Markets drifted lower through the first part of the week before finding some support on Thursday. The pressure has been on fairly light volume, and many point to what they are calling “fiscal fatigue”, or being just plain tired of all the Fed headlines throughout the year! In the coming weeks battles over the US budget will likely take center stage, but here are three things that have been driving the market this week:


There was quite a bit of real estate data released this week. Many see developments in this sector as a key component as to how long the Fed will prolong their tapering programs. The July Case-Shiller 20-city Home Price Index, reported a rise of 12.4%, better than both the 12.1% increase last month and the anticipated 12.0% increase. MBA Purchase Applications also jumped, gaining  7% to reach their highest level since July. In addition, August new home sales came in at 421k, above estimates looking for a rate of 415k and well above July’s 390k. Lastly, pending home sales for August dipped 1.6%, better than the forecasted 2.3% drop and following last month’s decrease of 1.3%. Tight inventory and a desire to lock in mortgages before the Fed begins cutting their stimulus programs is likely driving prices higher, and putting pressure on the number of transactions that are being consummated.

Government Shutdown?

There has been plenty of political posturing going on down in Washington as the government closes in on a few key deadlines. The first is September 30th, which is the date that virtually all funding for federal government operations is slated to run out if a funding bill is not agreed on.  Unfortunately, right now the House and Senate cannot agree on a bill and are sharply divided on the Obamacare issue. Second is the “fiscal cliff” which is expected to arrive in mid-October. You could think of it as the time that the United States “maxes out” our credit card, without options for an extension of credit. Breaching this limit could have some serious implications for the market, including a spike in Treasury bond rates which would carry over into mortgage and credit card rates – threatening an already fragile economy. While both parties are trying to avoid this scenario, they are still quite a bit away from reaching a compromise. In the coming weeks investors will be watching developments on these fronts very closely.

Jobless Claims

It appears as if the jobs market is starting to show some real signs of improvement, bolstering the case for the Federal Reserve to wind down their economic stimulus program. Thursday morning’s data showed that initial claims for state unemployment benefits dropped 5k last week to a seasonally adjusted 305k, a level not seen since 2007. This is lower than the 325k that had been expected, and below the revised prior week count of 310k. Continuing claims ticked slightly higher to 2.823 million from 2.788 million. While up this week, they are still trending lower with the four week average down 42k to 2.843 million, a new recovery low. Fewer dismissals is a good sign that employers are optimistic about the future and evidence that companies have picked up the pace of hiring. Next week we will get the monthly employment report, which could provide more evidence on whether the labor market is making significant progress.

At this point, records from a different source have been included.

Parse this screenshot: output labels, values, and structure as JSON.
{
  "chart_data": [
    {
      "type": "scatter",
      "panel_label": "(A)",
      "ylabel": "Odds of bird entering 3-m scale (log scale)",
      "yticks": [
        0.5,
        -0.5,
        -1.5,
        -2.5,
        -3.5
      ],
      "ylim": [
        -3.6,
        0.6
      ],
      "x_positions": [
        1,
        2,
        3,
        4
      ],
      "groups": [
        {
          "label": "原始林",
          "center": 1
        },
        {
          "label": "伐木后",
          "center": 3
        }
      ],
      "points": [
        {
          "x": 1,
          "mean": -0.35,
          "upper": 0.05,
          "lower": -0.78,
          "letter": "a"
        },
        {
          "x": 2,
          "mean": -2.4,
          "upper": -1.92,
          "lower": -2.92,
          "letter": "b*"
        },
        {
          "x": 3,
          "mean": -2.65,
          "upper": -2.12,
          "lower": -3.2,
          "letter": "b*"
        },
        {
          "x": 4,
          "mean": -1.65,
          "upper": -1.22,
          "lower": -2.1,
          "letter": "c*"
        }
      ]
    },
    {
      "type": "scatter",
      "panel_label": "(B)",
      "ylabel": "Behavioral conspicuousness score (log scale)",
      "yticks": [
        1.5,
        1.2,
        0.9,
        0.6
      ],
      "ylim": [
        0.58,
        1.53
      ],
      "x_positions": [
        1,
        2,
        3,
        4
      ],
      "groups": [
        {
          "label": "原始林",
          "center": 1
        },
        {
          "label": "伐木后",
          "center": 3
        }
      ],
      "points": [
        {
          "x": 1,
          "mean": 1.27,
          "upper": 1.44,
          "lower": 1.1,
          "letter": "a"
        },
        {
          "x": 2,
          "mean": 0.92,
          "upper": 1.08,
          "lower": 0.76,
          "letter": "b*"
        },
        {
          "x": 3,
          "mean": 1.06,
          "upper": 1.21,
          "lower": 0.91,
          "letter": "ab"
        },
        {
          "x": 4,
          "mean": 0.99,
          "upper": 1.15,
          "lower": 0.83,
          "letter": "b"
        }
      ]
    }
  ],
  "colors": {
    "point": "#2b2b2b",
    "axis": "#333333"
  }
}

Weekly Bonus: Extra Terrestrial Vehicle

If simply owning a Farrari or Bentley is not enough for you, why not aim for something a little more unique? How about a custom ride which has been dubbed the “Extra Terrestrial Vehicle”?  Last week Mike Vetter, creator of just such a ride sold his creation on eBay for $100,000. The car boasts a futuristic aerodynamic shape and sleek body lines. The interior is custom stitched with the highest quality leather, while on the outside the ETV boasts accent LED lighting and Lamborghini quality paint. The car is not all looks though, it can reach speeds up to 100 mph and can be raised or lowered 8’’ to accommodate daily driving. If that’s not enough, Vetter also added a back seat so family could ride along as well!